- Taeh...
- Ne t'inquiète pas Hyung... Je suis venu ici en sachant ce qui m'arriverait pendant mon entraînement et ce qui m'attendrait si j'intégrais les forces spéciales en uniforme noir... tu seras tellement fier de moi.
- Regarde, tu es mon petit frère.
- Je comprends, je comprends... partez l'esprit tranquille.
- D'accord... Je vais prendre des nouvelles de Namjoon et je retournerai en ville.

- Min...
- Jennie ?
- On peut parler ?
— … où… Je n’ai pas le temps, mais si c’est rapide… là-bas, il y a un magasin qui…
— Ton appartement est juste là — Je m'en fiche complètement, mais je sais qu'elle veut parler de sa relation avec Jimin.

— Café, thé… — Le sourire de Baika s’est effacé lorsqu’elle a vu l’invité que j’avais invité à s’installer confortablement sur notre canapé.
- Mmm... Un café au lait d'amande et avec des glaçons... sucré, mais sans édulcorants artificiels.
— Bien sûr… viens, mon petit, allons discuter dans la cuisine pendant qu’ils règlent leurs problèmes. — dit Jin, c’était son dernier jour de congé.
Il jouait à un jeu vidéo avec ma femme quand j'ai ouvert la porte.
- Yoongi... tu veux quelque chose ?
- mmm... pas vraiment, peut-être quelque chose pour l'accompagner, s'il vous plaît.
— On a ouvert une bouteille de vin blanc pour cuisiner, j'apporte les boissons, viens voir si ta recette se déroule comme prévu… — Jin a repoussé ma femme de Jennie. Elles ne voulaient pas être dans la même pièce pour le moment.

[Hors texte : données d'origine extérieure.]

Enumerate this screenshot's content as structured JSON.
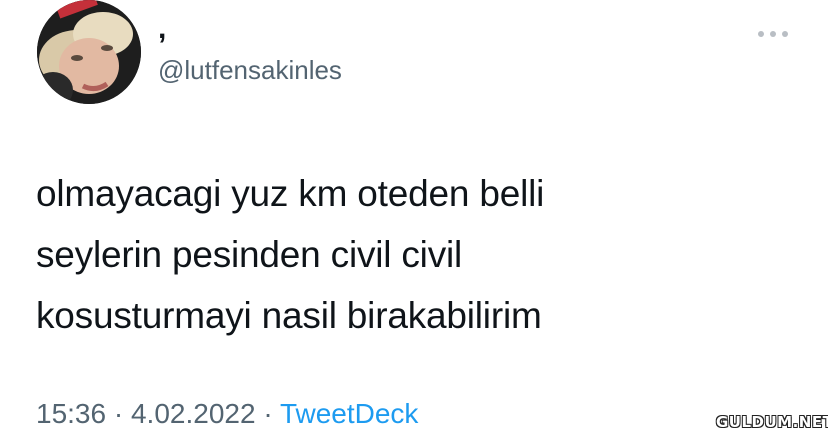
{
  "tweet": {
    "author": {
      "display_name": ",",
      "handle": "@lutfensakinles",
      "avatar": "profile-photo"
    },
    "more_icon": "more-dots-icon",
    "text_lines": [
      "olmayacagi yuz km oteden belli",
      "seylerin pesinden civil civil",
      "kosusturmayi nasil birakabilirim"
    ],
    "time": "15:36",
    "separator": "·",
    "date": "4.02.2022",
    "source": "TweetDeck"
  },
  "watermark": "GULDUM.NET",
  "colors": {
    "text": "#0f1419",
    "muted": "#536471",
    "link": "#1d9bf0",
    "background": "#ffffff"
  }
}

— Toi et moi, on a le même problème : l’infidélité, dit Jennie en sirotant son café. Jin le servit avec soin et ma femme accepta de monter dans notre chambre pour se reposer. (En réalité, c’était pour mettre fin aux regards noirs que les deux femmes se lançaient à la moindre occasion.)
La maison n'était pas assez grande pour les deux parties.

Je la regardais examiner notre appartement, faire le tour pour admirer les fleurs, la disposition de la table, Jin qui aidait en cuisine...
J'ai aperçu une petite boîte où j'avais pensé laisser mon téléphone. Mais il attendait, comme toute ma nuit.

- Allons manger, bébé dort donc je vais me réserver une portion, elle n'avait pas envie de sushis de toute façon - Jin a servi correctement et nous n'avons pas eu l'occasion de refuser.
— Je reviens dans un instant — Je voulais lui rendre visite en allant aux toilettes et vérifier qu'elle allait bien.

— Mmm... tu sens le savon, commente-t-elle d'un ton très las.
- Salut beauté... ne fais pas attention à moi, tu es fatiguée ?
- Un peu... J'étais occupé aujourd'hui... cette boîte, c'est pour toi.
- Je l'ouvrirai plus tard, quand Jennie aura quitté l'appartement... Je pense qu'elle est venue te voir de mauvaise humeur.
- Super... va la virer, comme ça tu seras toute à moi ! - C'était drôle, Baika doit être vraiment jalouse pour plaisanter sur le fait d'être ma propriétaire.

— J’aimerais bien, mais si je le fais, elle continuera la guerre contre vous et je ne peux pas tolérer davantage d’attaques inutiles contre votre personne.
- Elle est tellement têtue... bon courage avec ça.
- Mmm... tes lèvres sont si douces, chérie, repose-toi et viens manger quelque chose plus tard, Jin t'en a préparé une portion.
- Merci... dis-lui que je suis désolée d'avoir été aussi égoïste. Il n'a pas pu se reposer correctement pendant ses vacances.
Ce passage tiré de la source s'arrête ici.